Após o sucesso da animação israelense Waltz with Bashir, Cannes apresentou nesse segundo dia de competição o primeiro filme argentino da mostra oficial. Leonera, do renomado diretor Pablo Trapero (Família Rodante), conta a história de uma mulher presa pela morte de seu namorado e que dá a luz na prisão. O trailer (veja no Spoiler) mostra que apesar da trama forte, o longa tem as qualidades do cinema argentino e por isso mesmo foi bastante aplaudido na sessão realizada para a imprensa. Além da presença iluminada de Martina Gusman (bastante elogiada pela crítica e já uma das favoritas ao prêmio de interpretação feminina), o longa co-produzido por Walter Salles ainda tem a participação de Rodrigo Santoro no papel de um bissexual. O ator brasileiro, que ainda divulgará Che no Festival, se irritou durante a coletiva quando um jornalista elogiou Trapero por fazer um cinema diferente daquele observado no Brasil, típico para exportação. Sua resposta foi categórica ao afirmar que nossa produção não deveria ser generalizada dessa forma, uma vez que há ótimos filmes nacionais que não recebem a divulgação que mereciam. Com as polêmicas à parte, a questão é que Leonera mostrou que o cinema argentino ainda continua em alta e os latinos terão grande destaque nessa 61ª edição do Festival.

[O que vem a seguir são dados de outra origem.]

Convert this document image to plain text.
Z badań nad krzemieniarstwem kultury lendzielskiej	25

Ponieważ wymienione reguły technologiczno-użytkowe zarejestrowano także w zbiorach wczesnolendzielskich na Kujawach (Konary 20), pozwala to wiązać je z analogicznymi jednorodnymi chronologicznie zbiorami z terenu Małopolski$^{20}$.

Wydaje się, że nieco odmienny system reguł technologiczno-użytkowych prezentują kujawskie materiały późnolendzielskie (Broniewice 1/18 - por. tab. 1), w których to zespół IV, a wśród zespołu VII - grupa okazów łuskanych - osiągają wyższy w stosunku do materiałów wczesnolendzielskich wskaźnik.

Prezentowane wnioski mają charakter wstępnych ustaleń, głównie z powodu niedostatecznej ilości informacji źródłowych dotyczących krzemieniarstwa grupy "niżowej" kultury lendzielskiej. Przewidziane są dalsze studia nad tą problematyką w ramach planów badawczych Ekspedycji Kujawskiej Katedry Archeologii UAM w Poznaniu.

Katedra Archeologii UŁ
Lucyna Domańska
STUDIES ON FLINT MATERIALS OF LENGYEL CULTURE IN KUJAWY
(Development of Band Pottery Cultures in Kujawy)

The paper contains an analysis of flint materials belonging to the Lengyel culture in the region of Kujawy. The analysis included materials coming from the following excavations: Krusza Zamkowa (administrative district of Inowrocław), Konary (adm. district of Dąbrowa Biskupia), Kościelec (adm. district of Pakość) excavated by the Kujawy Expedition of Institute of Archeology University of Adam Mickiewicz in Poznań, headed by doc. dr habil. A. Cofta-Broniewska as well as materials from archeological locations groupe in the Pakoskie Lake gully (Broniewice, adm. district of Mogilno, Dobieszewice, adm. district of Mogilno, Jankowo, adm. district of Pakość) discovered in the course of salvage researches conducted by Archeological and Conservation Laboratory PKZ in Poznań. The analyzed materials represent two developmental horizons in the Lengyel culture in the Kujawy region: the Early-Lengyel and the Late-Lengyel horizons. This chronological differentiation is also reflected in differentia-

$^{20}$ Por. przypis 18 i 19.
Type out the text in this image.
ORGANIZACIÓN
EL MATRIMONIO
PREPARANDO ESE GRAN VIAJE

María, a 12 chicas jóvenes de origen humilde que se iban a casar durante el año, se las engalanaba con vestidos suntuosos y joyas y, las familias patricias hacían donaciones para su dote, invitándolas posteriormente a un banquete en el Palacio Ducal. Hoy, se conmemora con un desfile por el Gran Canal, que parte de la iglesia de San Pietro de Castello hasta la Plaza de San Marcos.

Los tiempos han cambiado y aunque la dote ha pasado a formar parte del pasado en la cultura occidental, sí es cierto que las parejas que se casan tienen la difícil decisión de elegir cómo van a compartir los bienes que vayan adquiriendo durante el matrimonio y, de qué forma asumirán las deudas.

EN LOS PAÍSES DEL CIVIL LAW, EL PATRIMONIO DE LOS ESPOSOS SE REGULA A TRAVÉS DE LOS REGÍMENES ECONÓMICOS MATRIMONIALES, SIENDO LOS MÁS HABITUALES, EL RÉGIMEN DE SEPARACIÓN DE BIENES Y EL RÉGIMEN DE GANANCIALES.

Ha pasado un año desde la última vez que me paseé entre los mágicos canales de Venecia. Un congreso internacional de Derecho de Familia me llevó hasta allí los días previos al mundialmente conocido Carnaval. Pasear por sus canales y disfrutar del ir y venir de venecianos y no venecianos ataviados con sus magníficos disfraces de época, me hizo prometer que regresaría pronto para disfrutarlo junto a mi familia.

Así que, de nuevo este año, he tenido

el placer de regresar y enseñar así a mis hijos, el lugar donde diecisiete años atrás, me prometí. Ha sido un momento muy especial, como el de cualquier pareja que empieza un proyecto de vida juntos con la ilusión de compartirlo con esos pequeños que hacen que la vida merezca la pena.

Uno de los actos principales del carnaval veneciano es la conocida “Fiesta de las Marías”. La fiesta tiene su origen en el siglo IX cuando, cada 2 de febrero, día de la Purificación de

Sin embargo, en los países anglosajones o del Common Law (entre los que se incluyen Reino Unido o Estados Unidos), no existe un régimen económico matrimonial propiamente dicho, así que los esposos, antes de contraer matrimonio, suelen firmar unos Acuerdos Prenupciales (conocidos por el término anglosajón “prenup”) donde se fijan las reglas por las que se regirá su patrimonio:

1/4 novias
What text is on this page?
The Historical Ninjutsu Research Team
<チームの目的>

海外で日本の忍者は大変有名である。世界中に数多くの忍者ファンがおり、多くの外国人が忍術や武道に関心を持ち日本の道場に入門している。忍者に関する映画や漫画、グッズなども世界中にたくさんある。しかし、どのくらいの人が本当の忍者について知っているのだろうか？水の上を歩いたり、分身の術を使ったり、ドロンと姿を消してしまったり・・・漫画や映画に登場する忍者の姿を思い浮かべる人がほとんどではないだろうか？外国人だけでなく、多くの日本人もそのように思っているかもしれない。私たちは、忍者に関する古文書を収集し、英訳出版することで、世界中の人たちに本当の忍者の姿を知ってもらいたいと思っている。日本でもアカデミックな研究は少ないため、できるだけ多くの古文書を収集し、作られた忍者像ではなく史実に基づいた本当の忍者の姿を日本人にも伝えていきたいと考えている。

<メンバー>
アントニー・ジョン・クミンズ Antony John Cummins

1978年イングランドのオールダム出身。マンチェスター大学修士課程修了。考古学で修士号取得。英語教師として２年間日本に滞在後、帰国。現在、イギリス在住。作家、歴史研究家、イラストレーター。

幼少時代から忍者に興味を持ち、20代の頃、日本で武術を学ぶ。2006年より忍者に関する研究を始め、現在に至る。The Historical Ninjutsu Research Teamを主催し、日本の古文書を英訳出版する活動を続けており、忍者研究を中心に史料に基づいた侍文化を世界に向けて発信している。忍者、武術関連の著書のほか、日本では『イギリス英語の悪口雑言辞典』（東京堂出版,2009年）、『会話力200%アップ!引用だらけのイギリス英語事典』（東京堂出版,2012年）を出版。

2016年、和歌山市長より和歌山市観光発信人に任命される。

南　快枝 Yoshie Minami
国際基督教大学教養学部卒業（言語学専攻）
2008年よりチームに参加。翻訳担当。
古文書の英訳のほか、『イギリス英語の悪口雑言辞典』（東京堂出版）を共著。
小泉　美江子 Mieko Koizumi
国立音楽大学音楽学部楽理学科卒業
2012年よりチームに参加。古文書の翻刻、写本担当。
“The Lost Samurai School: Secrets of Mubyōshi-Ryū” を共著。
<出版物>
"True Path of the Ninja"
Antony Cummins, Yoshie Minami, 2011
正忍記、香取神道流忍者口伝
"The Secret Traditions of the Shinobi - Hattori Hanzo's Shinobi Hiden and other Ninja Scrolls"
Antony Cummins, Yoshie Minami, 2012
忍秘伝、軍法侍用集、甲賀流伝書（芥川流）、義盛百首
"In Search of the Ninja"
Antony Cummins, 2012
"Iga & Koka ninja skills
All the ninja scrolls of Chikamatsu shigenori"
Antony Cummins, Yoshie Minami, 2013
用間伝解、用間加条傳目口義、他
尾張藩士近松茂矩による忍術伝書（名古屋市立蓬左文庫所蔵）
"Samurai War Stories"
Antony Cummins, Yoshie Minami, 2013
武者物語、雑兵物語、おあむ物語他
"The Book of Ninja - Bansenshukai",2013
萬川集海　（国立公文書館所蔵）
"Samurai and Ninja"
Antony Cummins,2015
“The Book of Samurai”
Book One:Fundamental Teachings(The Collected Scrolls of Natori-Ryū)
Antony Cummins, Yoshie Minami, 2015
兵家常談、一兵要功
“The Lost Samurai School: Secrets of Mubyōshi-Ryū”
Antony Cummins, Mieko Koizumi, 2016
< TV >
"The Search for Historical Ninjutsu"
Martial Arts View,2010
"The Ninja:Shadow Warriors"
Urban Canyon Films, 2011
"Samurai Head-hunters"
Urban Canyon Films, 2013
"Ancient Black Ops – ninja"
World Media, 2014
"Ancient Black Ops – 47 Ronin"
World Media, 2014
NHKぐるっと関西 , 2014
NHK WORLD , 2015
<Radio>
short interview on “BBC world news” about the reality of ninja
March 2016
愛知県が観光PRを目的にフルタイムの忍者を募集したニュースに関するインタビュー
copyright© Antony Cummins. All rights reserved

Comentários da imprensa [favorável desfavorável dividido]

Além do visual extraordinário, grande parte do sucesso de Leonera se deve ao desempenho de Martina. Esposa do diretor e produtora dos filmes anteriores dele, não é um caso de obsessão irracional de seu parceiro, algo já responsável pelo fracasso de muitas produções. Gusman está perfeita.” Howard Feinstein (Screen Daily)

De um tempo para cá, alguns colegas e amigos críticos no Brasil estão trabalhando duro para desativar essa noção até certo ponto benevolente para com o cinema argentino. Mesmo assim, não consigo olhar para um Leonera com desprezo, especialmente se compará-lo à nossa média nacional que, para mim, permanece, com as obrigatórias raras exceções, das mais lamentáveis.” Kleber Mendonça Filho (Jornal do Commercio)

O filme resume aquilo que a gente sempre define como as qualidades do cinema argentino. Histórias simples, humanas, bem narradas e interpretadas.” Luiz Carlos Merten (Estadão)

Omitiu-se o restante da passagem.